Consistent with the brief we submitted, some justices appeared concerned about preserving an early threshold test for free speech. For example, Justice Kagan acknowledged that expensive consumer confusion surveys can lead to expensive trademark infringement litigation, and Justice Sotomayor suggested that there may be some uses that should be resolvable on a motion to dismiss or summary judgment to avoid expensive litigation, which the Clinic’s brief argues chills speech.

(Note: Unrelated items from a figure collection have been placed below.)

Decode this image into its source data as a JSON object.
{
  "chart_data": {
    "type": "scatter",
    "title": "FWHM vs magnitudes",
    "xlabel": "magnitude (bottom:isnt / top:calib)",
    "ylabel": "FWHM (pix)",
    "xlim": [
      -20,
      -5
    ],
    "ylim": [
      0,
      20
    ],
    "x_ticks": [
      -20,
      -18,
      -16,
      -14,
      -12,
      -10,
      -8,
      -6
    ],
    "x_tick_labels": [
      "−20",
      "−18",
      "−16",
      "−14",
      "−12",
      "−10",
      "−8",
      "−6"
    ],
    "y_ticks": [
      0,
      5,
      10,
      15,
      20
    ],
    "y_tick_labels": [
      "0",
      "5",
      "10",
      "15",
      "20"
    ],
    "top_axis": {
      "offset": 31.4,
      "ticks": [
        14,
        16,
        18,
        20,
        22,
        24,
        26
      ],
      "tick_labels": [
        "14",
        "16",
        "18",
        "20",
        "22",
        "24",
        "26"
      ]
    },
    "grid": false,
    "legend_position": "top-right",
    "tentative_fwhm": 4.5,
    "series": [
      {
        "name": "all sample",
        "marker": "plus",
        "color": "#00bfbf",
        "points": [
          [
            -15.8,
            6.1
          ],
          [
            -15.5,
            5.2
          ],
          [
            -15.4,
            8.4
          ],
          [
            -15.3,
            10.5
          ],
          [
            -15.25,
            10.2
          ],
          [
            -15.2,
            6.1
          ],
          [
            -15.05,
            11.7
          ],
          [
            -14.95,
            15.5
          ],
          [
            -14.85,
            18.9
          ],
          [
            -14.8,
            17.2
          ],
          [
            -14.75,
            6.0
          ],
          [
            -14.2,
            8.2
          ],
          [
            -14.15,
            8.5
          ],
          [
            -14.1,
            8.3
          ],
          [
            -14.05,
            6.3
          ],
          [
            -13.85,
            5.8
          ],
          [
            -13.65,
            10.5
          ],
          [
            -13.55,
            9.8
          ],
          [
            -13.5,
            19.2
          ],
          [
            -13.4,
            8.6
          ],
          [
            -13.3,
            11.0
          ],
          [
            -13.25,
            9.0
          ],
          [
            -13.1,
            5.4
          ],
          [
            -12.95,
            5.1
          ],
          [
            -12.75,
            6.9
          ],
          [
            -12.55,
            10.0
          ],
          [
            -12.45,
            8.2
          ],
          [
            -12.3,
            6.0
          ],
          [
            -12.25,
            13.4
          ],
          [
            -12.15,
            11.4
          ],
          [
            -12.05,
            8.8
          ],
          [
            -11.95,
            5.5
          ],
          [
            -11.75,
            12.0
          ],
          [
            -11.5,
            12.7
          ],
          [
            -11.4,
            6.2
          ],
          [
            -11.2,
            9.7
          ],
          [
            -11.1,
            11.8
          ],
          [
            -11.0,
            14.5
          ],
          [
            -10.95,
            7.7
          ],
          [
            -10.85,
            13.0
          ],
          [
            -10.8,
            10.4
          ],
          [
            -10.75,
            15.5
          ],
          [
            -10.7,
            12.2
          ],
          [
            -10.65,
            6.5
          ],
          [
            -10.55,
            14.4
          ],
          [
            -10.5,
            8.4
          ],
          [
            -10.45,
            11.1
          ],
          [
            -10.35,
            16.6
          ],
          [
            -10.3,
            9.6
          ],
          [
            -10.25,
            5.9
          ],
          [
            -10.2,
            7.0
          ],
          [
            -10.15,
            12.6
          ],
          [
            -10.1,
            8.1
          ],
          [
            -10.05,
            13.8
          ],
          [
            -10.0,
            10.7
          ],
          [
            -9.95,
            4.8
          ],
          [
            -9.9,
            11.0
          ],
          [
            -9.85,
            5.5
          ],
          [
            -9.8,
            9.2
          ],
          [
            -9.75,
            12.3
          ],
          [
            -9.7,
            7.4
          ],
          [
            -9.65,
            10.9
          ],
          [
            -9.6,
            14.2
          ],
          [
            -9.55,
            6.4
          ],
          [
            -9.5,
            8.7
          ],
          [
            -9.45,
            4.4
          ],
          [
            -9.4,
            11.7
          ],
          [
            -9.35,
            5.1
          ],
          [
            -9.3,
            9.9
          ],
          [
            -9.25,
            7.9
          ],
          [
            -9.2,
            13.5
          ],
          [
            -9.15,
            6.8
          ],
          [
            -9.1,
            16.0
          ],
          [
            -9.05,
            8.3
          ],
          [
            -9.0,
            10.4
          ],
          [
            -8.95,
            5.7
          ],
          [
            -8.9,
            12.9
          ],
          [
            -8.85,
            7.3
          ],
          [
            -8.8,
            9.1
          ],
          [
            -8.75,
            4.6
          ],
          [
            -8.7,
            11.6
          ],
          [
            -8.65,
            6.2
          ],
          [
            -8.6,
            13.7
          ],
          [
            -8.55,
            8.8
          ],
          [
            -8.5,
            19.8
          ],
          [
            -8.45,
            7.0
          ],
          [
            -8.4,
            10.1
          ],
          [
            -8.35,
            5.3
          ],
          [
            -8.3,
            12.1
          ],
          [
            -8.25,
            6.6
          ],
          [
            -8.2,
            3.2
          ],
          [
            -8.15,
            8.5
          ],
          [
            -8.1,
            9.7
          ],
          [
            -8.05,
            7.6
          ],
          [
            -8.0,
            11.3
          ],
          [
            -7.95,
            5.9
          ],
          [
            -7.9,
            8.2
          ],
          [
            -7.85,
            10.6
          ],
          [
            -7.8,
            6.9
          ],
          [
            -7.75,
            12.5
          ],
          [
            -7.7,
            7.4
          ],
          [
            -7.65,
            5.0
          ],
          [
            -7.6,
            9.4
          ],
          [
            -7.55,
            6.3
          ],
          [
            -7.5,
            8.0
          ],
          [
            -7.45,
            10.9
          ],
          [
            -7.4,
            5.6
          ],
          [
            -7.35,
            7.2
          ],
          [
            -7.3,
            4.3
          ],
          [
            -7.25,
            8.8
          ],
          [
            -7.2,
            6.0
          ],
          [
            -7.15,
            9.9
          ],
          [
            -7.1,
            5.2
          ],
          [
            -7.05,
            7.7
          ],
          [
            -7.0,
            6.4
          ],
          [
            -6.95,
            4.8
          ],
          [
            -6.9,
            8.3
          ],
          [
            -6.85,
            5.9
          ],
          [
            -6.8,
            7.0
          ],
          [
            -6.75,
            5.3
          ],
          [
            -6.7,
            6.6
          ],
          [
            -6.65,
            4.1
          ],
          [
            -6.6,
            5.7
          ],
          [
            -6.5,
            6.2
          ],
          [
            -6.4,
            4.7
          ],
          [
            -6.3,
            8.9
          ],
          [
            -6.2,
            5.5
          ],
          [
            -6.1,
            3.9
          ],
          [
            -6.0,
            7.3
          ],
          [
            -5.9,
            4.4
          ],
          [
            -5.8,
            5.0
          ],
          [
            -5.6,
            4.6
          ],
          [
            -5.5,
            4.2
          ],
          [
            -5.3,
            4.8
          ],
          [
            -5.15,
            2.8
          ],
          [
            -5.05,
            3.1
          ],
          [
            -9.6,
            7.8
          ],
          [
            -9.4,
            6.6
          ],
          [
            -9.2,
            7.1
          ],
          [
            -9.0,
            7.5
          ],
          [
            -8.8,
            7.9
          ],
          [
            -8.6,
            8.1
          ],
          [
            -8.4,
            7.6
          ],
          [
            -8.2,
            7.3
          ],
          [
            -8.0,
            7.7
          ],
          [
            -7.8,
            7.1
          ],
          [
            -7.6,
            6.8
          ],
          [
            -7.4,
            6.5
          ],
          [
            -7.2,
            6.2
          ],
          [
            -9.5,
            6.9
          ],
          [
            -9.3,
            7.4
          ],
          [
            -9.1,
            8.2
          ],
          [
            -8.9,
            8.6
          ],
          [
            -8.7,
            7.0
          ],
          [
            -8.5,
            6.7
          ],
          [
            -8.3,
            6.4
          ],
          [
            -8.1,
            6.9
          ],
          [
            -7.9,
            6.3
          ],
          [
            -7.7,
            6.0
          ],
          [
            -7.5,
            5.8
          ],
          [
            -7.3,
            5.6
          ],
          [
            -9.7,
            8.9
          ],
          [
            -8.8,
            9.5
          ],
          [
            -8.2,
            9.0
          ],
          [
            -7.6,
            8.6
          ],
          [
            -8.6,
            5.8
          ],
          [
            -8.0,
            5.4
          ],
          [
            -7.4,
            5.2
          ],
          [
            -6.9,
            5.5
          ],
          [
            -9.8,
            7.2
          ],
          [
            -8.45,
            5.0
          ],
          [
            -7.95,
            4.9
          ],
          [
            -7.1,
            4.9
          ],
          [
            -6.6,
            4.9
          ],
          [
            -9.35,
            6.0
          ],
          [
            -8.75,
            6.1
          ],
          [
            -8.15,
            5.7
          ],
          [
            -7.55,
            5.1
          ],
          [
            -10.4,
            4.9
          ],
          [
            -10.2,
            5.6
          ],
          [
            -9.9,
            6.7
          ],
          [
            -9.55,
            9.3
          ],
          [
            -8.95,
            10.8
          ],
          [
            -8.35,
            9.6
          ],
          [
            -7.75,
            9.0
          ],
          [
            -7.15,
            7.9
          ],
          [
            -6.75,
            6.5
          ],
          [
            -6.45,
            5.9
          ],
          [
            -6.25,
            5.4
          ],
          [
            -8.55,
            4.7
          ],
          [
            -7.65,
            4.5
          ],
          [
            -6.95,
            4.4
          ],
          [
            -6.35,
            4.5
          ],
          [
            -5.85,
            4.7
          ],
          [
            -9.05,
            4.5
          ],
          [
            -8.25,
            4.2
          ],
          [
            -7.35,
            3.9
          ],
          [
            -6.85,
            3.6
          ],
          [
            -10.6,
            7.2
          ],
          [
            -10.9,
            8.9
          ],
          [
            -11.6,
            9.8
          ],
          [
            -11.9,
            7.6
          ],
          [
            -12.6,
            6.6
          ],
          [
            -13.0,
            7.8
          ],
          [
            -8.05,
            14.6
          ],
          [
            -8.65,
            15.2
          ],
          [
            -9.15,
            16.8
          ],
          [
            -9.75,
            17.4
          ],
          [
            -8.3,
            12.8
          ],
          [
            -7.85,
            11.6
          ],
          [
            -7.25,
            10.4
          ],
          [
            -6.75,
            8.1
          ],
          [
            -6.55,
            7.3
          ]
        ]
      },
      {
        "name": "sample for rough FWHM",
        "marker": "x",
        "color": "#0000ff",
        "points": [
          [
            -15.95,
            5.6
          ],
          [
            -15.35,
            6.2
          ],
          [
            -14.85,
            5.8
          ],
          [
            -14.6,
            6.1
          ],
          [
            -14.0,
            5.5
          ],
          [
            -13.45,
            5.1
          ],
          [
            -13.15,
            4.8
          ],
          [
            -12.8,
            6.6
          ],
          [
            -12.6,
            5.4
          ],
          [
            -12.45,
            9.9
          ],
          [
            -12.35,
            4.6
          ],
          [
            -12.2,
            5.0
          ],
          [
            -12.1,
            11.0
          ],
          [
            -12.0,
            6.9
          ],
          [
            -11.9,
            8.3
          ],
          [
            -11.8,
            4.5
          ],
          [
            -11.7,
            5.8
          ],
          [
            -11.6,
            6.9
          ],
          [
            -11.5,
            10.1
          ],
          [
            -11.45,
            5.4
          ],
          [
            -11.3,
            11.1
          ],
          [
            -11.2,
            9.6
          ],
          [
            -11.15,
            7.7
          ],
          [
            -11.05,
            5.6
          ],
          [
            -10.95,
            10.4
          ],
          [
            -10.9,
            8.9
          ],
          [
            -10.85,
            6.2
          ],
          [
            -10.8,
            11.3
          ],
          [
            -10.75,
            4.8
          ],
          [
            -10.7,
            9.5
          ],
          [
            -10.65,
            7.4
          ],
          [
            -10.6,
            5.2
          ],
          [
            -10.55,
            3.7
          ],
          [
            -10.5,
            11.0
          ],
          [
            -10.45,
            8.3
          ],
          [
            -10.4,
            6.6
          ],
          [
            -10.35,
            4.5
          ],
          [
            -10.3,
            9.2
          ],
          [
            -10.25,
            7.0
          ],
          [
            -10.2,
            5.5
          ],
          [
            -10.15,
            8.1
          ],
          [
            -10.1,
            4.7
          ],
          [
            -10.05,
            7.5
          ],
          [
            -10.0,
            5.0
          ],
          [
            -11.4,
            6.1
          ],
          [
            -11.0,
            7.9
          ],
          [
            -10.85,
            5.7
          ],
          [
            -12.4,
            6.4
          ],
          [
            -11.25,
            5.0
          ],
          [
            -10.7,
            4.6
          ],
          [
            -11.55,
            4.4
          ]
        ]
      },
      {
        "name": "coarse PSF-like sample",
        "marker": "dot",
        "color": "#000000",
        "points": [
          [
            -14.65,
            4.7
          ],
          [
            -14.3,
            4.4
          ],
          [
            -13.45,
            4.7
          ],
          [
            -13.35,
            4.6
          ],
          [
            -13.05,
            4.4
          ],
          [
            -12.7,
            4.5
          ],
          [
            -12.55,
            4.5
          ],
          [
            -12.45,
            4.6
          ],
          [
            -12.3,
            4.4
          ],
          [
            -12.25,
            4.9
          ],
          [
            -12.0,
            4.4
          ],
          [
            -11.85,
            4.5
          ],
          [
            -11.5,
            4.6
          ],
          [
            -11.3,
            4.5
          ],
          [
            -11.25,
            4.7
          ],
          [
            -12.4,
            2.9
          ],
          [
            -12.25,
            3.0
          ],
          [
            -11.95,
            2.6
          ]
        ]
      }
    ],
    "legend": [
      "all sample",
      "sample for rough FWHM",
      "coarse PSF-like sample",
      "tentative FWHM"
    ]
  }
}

Justice Alito also expressed concern about the First Amendment implications of Jack Daniels’ position and noted that “some of the hypotheticals and actual cases that are highlighted in the briefing in this case do seem to me to present serious First Amendment issues.”
After oral argument, we had the opportunity to hear from and discuss the case with counsel for VIP Products and other amici in the case at a lively panel discussion at the American University Washington College of Law. Participants discussed the strategies of their own briefs and provided critiques of the oral argument, takeaways from the justices’ line of questioning, and predictions on the outcome of the case. The panel was followed by a reception where we met and discussed the argument with other amici and talked with several of the trademark law professors who were amici on the our brief, including panel host Professor Christine Farley and Professor Michael Carroll.